Отец Андрей ушел, а Григорий Иванович задумчиво смотрел в окно.
«Кто же прав?» - думал он, - «Те, кто переделывают мир внешний «под себя» или те, для которых этот мир гармоничен, а переделки требует личность?»
Дверной звонок защебетал.
- Решили вернуться, батюшка, - радостно сказал Григорий Иванович, отпирая.
На пороге стояла Зинаида. Она неплохо выглядела для трех часов ночи - туфли на шпильках, стильное алое платье. Глаза ее светились из-под густых ресниц (как ресницы становятся густыми - то девушки вам объяснят) многообещающе. В руках у нее был поднос, на котором - Господи! - на нем лежала дюжина или больше жареных пирожков размером с ладонь. Они источали головокружительный, вводящий в грех аромат, они просились быть надкушенными хотя бы, а лучше - съеденными немедля.
- Григорий Иванович, я случайно заглянула к вам, когда вы спали - у вас дверь была не заперта, и увидела ваш пирог. Это был какой-то сухарь - я выбросила его котам на улицу. Мне стало вас так жалко! Бедненький, вы, наверное, очень хотите поесть пирожков - вот они, они для вас.

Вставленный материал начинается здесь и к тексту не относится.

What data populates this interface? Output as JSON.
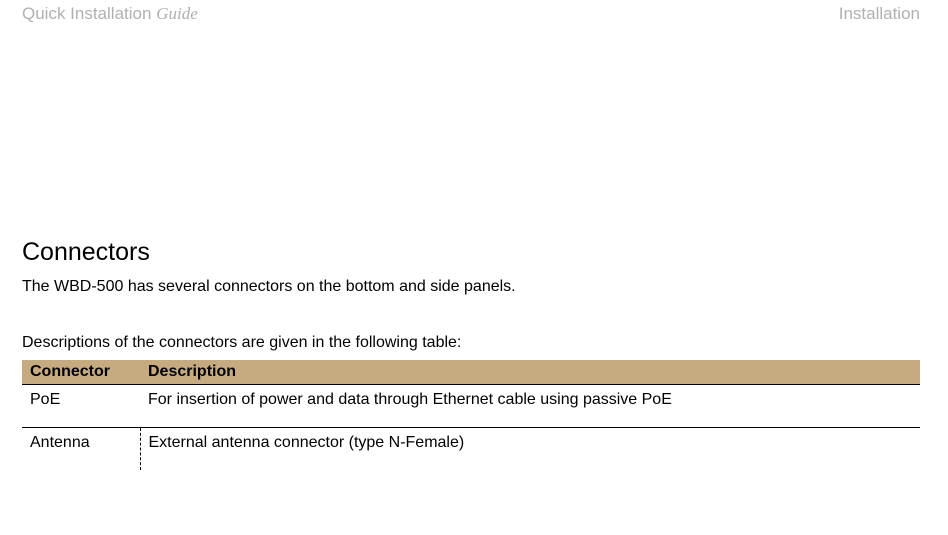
{
  "header": {
    "left_primary": "Quick Installation ",
    "left_secondary": "Guide",
    "right": "Installation"
  },
  "section": {
    "title": "Connectors",
    "intro1": "The WBD-500 has several connectors on the bottom and side panels.",
    "intro2": "Descriptions of the connectors are given in the following table:"
  },
  "table": {
    "columns": [
      "Connector",
      "Description"
    ],
    "rows": [
      [
        "PoE",
        "For insertion of power and data through Ethernet cable using passive PoE"
      ],
      [
        "Antenna",
        "External antenna connector (type N-Female)"
      ]
    ]
  },
  "colors": {
    "header_gray": "#b0b0b0",
    "table_header_bg": "#c6ab81",
    "text": "#000000",
    "bg": "#ffffff"
  }
}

Утром Григорий Иванович тихонько встал, стараясь не разбудить сытно спящую Зинаиду, покосился на ее домашние шлепанцы, очень напоминавшие розовые резиновые боты, на пустой поднос из-под пирожков, и прошел к себе.
Думая, не позвонить ли опять отцу Андрею - говорить теперь было о чем, Григорий Иванович собрал стопкой кулинарные книги, сложил их в пакет и поставил рядом с мусорным ведром - на выкид.
За эту ночь он понял, что искусство пирога, как любое искусство, писаных учебников не имеет, и прав Бэкон Веруламский, зовущий нас к опытам.
Опыты следует повторять и повторять, доводя исполнение до безукоризненной точности прекрасного.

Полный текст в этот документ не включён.